A new report released today by global watchdog Freedom House details the most popular and effective tools for bypassing online censorship in Burma and China.
Ahead of the report, entitled “Leaping Over the Firewall,” Freedom House surveyed a number of Chinese and Burmese Internet users based on the circumvention tools they use and how they generally access the Internet. The report also rated tools in Iran and Azerbaijan.
“As repressive governments become increasingly savvy in their ability to filter and censor online content, these tools, which allow users to exercise their fundamental rights to free expression and privacy online, have become essential,” said Robert Guerra, project director for Freedom House’s Internet Freedom program. “But the risks are very real and on their own, these tools cannot always provide sufficient security to prevent users from landing on the radar screen of repressive regimes. In order to stay safe online, these tools should be just one of a number of steps taken by users.”
The global watchdog said that the best tool for circumventing censorship in both countries largely depends on how netizens plan to use the Internet and how much risk they are willing to put themselves at to do so. For example, netizens planning only to access blocked sites require a less comprehensive tool than those who plan to send sensitive information outside of the country.
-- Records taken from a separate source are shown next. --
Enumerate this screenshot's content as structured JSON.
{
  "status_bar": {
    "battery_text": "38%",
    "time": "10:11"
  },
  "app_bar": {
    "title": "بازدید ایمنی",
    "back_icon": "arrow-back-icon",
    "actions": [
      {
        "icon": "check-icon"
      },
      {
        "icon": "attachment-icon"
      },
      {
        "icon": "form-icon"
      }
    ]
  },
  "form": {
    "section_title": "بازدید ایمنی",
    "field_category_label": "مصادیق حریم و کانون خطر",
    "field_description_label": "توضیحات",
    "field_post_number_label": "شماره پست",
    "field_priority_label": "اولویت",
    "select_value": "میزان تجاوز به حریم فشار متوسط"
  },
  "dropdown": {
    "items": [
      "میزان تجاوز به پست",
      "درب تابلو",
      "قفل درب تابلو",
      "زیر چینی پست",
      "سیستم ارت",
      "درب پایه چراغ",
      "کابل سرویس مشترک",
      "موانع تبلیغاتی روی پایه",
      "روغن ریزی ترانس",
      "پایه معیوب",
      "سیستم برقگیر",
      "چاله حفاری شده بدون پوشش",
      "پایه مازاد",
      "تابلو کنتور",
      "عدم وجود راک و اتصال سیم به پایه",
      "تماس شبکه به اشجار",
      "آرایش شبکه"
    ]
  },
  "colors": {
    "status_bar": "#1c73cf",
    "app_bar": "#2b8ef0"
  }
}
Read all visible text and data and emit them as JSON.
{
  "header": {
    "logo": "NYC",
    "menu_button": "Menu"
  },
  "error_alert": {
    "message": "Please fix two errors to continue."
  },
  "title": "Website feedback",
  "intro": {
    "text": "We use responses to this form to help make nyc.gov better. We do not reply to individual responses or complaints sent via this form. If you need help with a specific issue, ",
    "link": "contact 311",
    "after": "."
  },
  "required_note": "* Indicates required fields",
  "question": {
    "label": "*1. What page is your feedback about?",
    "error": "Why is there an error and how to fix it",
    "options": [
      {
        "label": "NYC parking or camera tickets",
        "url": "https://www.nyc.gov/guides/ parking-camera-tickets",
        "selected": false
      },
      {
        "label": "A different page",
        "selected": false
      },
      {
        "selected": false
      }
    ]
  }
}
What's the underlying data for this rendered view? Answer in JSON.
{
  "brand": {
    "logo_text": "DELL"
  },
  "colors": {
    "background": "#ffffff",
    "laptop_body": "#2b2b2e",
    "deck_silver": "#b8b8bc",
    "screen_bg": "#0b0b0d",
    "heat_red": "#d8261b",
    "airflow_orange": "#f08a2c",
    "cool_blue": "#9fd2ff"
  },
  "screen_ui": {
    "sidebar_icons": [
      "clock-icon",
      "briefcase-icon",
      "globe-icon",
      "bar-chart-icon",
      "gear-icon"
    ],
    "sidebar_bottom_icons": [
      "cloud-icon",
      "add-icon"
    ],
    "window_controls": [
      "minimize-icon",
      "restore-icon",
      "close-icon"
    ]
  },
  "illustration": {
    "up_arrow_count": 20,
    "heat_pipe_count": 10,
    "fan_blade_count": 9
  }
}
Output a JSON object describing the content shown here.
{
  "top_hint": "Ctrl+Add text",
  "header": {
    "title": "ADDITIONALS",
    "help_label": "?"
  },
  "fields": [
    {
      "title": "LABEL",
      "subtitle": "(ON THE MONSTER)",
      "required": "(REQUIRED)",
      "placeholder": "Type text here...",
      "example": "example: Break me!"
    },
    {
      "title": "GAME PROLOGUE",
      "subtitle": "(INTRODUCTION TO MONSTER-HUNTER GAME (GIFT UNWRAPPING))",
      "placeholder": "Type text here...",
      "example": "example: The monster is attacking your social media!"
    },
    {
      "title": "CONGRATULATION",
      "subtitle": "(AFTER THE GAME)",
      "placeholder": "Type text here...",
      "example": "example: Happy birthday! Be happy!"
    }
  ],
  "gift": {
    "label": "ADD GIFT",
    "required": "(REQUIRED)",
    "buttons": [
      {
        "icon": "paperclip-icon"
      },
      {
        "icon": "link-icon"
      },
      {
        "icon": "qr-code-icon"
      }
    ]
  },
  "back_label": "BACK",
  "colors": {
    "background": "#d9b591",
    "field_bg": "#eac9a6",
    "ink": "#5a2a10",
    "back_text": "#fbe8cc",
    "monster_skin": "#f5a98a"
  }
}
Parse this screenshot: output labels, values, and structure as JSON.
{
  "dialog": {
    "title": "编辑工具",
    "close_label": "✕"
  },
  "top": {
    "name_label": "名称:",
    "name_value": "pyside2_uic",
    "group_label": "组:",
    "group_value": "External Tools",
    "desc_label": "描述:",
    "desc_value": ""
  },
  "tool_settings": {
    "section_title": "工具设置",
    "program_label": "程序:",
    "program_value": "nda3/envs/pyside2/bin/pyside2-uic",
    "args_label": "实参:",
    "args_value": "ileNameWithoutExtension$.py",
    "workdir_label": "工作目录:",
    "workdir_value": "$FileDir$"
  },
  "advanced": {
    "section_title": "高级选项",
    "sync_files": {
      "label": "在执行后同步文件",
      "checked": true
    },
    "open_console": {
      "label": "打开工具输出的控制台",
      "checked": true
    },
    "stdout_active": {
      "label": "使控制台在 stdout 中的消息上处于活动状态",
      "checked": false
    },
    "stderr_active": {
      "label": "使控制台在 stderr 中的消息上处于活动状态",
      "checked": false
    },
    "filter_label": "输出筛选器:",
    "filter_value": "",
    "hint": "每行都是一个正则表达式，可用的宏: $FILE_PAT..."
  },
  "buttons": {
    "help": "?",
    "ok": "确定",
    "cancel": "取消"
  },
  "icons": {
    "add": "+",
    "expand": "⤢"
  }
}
According to the survey, Chinese netizens said they mostly accessed the Internet from a home broadband connection, have an average need for secure communications, and prefer tools that operate at fast speeds. Freedom House recommended UltraSurf, Gpass, and Psiphon for users with similar needs.
“China has a well-developed Internet infrastructure and comprehensive filtering continues to be present. A peer-to-peer anonymizing network was the preferred tool here,” Freedom House said in a statement.
“Despite a complex, highly resourced blocking system, the results indicate that Chinese users are quite skilled in accessing blocked sites.”
In Burma, netizens said they mostly accessed the Internet through a dial-up connection and required a high degree of secure communications. Freedom House recommended Psiphon or Virtual Private Network (VPN) connections for users with similar needs.
Among Burmese netizens surveyed, the most popular circumvention tools include Google, Psiphon, and Your Freedom.
“Burma has a high incidence of blocked content, and strictly limits free speech, which explains the almost equal appreciation for ease of use, performance, and security,” Freedom House said.
“The highest ranking tool (a web-based proxy system) for Burma does not provide a high level of security, however, probably due to the high use of Internet cafes. Installing circumvention tools is rarely easy in such locations.”
The report noted that tools that perform very quickly often provide a limited amount of protection, including Google, which Freedom House said does not use encryption to secure a user’s connection.
The report also ranked a variety of other circumvention tools for both countries based on their usability, their safety and security, and performance.